Don Tadeo comptait intérieurement sur cette manifestation pour augmenter l’ardeur des conjurés et augmenter encore le prestige dont il jouissait ; le résultat avait répondu à son attente.

— Chacun est-il à son poste ? de manda-t-il.

— Oui.

— Les armes et les munitions sont distribuées ?

— À tout le monde.

— Toutes les barricades faites ? toutes les portes de la ville gardées ?

— Toutes.

— C’est bien ; Maintenant, attendez.

Le calme se rétablit.

Tous ces hommes connaissaient depuis longtemps don Tadeo, ils appréciaient son caractère à sa juste valeur ; déjà ils lui avaient voué une amitié sans bornes : maintenant qu’ils savaient que le Roi des ténèbres et don Tadeo étaient la même personne, ils étaient prêts à se faire tuer pour lui.

La nouvelle de la reconnaissance qui venait d’avoir lieu sur la place s’était répandue dans toute la ville avec la rapidité d’une traînée de poudre et avait encore ajouté à la fermentation qui régnait.

Pendant les quelques mots échangés entre le chef des conjurés et ses acolytes un régiment d’infanterie était rangé en bataille devant le cabildo, flanqué à droite et à gauche par deux escadrons de lanceros.

— Attention, commanda Tadeo.

Un frémissement d’impatience parcourut les rangs des hommes groupés autour de lui.

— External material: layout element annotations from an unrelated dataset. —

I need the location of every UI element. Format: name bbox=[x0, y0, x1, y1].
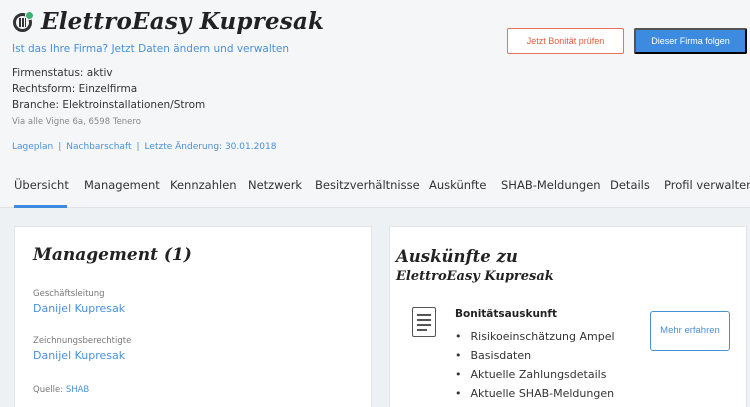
legal-form: Rechtsform: Einzelfirma bbox=[12, 83, 138, 95]
company-header: ElettroEasy Kupresak Ist das Ihre Firma?… bbox=[0, 0, 750, 208]
link-separator: | bbox=[58, 142, 62, 152]
tab-shab-meldungen[interactable]: SHAB-Meldungen bbox=[501, 178, 601, 192]
last-change-link[interactable]: Letzte Änderung: 30.01.2018 bbox=[145, 142, 277, 152]
source-line: Quelle: SHAB bbox=[33, 385, 89, 395]
list-item: Aktuelle Zahlungsdetails bbox=[455, 365, 615, 384]
company-address: Via alle Vigne 6a, 6598 Tenero bbox=[12, 117, 141, 127]
report-title: Bonitätsauskunft bbox=[455, 308, 557, 320]
tab-profil-verwalten[interactable]: Profil verwalten bbox=[664, 178, 750, 192]
tab-besitzverhaeltnisse[interactable]: Besitzverhältnisse bbox=[315, 178, 420, 192]
role-label: Zeichnungsberechtigte bbox=[33, 336, 132, 346]
check-credit-button[interactable]: Jetzt Bonität prüfen bbox=[507, 28, 624, 54]
source-label: Quelle: bbox=[33, 385, 64, 395]
industry: Branche: Elektroinstallationen/Strom bbox=[12, 99, 206, 111]
learn-more-button[interactable]: Mehr erfahren bbox=[650, 311, 730, 351]
follow-company-button[interactable]: Dieser Firma folgen bbox=[634, 28, 747, 54]
auskuenfte-title: Auskünfte zu bbox=[396, 247, 518, 266]
company-status: Firmenstatus: aktiv bbox=[12, 67, 113, 79]
source-link[interactable]: SHAB bbox=[66, 385, 89, 395]
person-link[interactable]: Danijel Kupresak bbox=[33, 302, 125, 315]
list-item: Aktuelle SHAB-Meldungen bbox=[455, 384, 615, 403]
tab-details[interactable]: Details bbox=[610, 178, 650, 192]
active-tab-indicator bbox=[14, 205, 67, 208]
tab-overview[interactable]: Übersicht bbox=[14, 178, 69, 192]
company-title: ElettroEasy Kupresak bbox=[41, 8, 325, 35]
header-links: Lageplan | Nachbarschaft | Letzte Änderu… bbox=[12, 142, 276, 152]
tab-management[interactable]: Management bbox=[84, 178, 160, 192]
tab-auskuenfte[interactable]: Auskünfte bbox=[429, 178, 486, 192]
title-row: ElettroEasy Kupresak bbox=[12, 8, 324, 35]
map-link[interactable]: Lageplan bbox=[12, 142, 53, 152]
auskuenfte-card: Auskünfte zu ElettroEasy Kupresak Bonitä… bbox=[389, 226, 747, 407]
verified-company-icon bbox=[12, 10, 34, 33]
report-document-icon bbox=[412, 307, 436, 337]
management-card: Management (1) Geschäftsleitung Danijel … bbox=[14, 226, 372, 407]
link-separator: | bbox=[136, 142, 140, 152]
list-item: Basisdaten bbox=[455, 346, 615, 365]
tab-kennzahlen[interactable]: Kennzahlen bbox=[170, 178, 237, 192]
neighborhood-link[interactable]: Nachbarschaft bbox=[66, 142, 131, 152]
management-title: Management (1) bbox=[33, 245, 192, 265]
tab-netzwerk[interactable]: Netzwerk bbox=[248, 178, 302, 192]
list-item: Risikoeinschätzung Ampel bbox=[455, 327, 615, 346]
claim-company-link[interactable]: Ist das Ihre Firma? Jetzt Daten ändern u… bbox=[12, 43, 289, 55]
person-link[interactable]: Danijel Kupresak bbox=[33, 349, 125, 362]
report-features: Risikoeinschätzung Ampel Basisdaten Aktu… bbox=[455, 327, 615, 403]
company-tabs: Übersicht Management Kennzahlen Netzwerk… bbox=[0, 178, 750, 208]
role-label: Geschäftsleitung bbox=[33, 289, 105, 299]
auskuenfte-subtitle: ElettroEasy Kupresak bbox=[396, 269, 554, 284]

— Eh ! eh ! murmura Valentin avec ce ricanement moqueur qui lui était particulier, cela se dessine : Caramba ! nous n’allons pas tarder à nous amuser.

Les portes du cabildo s’ouvrirent avec fracas.

Un général, suivi d’un brillant état-major, prit place au haut des marches du grand escalier, puis parurent plusieurs sénateurs en grand costume qui se groupèrent auprès de lui.

Sur un signe du général, un roulement de tambour se fit entendre.